Me parece que, dada la reciente frustración con el realismo mágico, el bizarro latinoamericano es una degeneración del primero, sumados los elementos de la fantasía, ciencia ficción, lo kitsch y lo "charro" como lo llamamos en puertorriqueño.





Lo bizarro es un barroco posmoderno.

Las historias del Chupacabras, los mitos de la base alienígena en El Yunque, las casas de sexo clandestino, las calabazas gigantes en Adjuntas y nuestro mismo sistema de gobierno, entre otras cosas, son parte de nuestro bizarro boricua. Hasta nuestras (im)propiedades lingüísticas son parte de ese mundo de rareza.

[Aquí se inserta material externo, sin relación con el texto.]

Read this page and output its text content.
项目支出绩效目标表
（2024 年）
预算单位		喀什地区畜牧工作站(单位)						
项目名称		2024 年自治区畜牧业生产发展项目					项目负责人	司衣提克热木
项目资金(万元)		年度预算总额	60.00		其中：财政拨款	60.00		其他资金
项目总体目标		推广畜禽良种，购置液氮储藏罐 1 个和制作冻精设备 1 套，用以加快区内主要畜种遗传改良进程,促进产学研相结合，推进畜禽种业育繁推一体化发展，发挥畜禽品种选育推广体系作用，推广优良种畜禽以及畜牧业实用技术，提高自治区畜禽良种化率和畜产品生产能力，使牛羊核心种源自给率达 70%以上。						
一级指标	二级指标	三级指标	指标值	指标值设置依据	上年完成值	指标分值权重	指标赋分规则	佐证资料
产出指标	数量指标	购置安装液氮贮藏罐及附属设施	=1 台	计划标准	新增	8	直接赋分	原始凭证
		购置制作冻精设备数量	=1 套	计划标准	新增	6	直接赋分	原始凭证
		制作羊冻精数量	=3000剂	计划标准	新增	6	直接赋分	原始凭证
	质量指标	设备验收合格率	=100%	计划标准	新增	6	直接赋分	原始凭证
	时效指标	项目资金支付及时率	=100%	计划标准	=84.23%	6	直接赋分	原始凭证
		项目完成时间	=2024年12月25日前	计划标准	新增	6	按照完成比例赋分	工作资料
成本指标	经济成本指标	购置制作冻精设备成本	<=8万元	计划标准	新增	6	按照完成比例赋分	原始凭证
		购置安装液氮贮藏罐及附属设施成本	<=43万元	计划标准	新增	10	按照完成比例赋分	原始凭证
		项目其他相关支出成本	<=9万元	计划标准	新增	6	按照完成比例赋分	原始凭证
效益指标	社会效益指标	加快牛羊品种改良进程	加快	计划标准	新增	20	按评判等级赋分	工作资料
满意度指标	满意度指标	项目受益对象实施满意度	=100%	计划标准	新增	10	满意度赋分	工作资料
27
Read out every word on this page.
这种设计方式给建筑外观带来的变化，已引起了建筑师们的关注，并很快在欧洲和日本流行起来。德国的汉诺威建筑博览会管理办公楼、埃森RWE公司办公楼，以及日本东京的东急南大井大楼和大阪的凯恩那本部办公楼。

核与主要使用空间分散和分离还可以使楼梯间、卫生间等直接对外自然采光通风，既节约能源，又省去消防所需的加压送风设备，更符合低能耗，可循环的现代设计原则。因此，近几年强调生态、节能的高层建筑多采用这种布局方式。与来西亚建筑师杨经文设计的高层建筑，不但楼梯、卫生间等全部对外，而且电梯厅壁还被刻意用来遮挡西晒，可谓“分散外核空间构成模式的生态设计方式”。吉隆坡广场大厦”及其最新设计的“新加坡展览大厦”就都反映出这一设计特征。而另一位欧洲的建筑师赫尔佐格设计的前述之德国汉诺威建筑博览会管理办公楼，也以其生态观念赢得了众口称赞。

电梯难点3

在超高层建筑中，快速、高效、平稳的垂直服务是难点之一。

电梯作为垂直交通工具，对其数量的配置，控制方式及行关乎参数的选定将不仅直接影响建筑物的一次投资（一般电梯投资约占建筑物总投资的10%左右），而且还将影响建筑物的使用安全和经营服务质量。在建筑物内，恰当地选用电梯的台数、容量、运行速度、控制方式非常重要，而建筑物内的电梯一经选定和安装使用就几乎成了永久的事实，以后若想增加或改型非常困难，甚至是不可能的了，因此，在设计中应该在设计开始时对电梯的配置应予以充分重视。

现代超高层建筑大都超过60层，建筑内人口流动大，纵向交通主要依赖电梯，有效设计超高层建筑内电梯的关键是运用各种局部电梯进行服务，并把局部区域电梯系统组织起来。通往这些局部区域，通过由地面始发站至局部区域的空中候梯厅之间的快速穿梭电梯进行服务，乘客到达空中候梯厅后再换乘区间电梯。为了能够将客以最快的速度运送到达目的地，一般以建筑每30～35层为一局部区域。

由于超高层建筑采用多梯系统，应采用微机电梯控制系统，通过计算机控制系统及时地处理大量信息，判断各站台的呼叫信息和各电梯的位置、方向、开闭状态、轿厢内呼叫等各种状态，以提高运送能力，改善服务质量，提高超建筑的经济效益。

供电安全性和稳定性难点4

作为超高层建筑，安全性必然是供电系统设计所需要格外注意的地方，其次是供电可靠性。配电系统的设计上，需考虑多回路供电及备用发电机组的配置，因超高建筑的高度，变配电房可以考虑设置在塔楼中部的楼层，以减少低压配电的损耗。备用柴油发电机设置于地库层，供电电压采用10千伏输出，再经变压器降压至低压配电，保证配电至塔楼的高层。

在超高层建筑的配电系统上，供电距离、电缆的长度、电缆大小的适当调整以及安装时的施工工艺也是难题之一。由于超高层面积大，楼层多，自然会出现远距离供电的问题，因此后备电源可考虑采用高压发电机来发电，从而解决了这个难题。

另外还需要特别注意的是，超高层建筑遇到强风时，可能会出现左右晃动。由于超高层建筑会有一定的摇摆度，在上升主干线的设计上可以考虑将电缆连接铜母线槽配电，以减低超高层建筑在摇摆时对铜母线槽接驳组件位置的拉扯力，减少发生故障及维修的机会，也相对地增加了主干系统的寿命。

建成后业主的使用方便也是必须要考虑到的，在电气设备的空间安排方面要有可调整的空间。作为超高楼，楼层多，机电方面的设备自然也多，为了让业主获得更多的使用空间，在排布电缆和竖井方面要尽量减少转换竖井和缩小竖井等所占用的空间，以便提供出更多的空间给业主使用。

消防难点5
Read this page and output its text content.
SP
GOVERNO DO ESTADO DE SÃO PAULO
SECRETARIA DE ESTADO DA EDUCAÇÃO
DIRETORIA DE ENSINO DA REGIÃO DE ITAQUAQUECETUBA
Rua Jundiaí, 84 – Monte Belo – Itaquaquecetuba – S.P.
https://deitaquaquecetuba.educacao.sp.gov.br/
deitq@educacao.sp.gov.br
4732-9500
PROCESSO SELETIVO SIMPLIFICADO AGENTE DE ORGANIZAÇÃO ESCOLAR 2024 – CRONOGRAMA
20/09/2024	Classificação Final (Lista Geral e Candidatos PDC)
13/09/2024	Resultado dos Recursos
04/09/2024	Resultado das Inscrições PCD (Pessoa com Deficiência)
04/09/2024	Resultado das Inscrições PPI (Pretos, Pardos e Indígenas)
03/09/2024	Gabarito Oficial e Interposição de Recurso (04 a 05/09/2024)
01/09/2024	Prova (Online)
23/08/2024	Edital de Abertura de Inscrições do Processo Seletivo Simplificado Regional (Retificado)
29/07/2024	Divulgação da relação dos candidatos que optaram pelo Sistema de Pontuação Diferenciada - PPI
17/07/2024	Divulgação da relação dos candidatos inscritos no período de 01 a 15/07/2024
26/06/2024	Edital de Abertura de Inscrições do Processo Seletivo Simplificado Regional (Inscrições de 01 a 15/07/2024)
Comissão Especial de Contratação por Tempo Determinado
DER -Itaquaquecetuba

Pero nada de esto es tan desfamiliarizante. Lo he visto en los cuentos de Francisco Font. Se desborda en Juan Carlos Quiñones y hay algo de esto en Pedro Cabiya. Lo bizarro boricua se suscita en Historia de un dios pequeño, como decía ese gran filósofo El Chavo del Ocho, "sin querer queriendo".




Así que puede que estemos ante una nueva estética de lo feo, lo inusual, lo increíblemente perturbador y posible.



Ya lo dijo Dylan (Bob, no el que se apellida Thomas): "Times are a-changin'".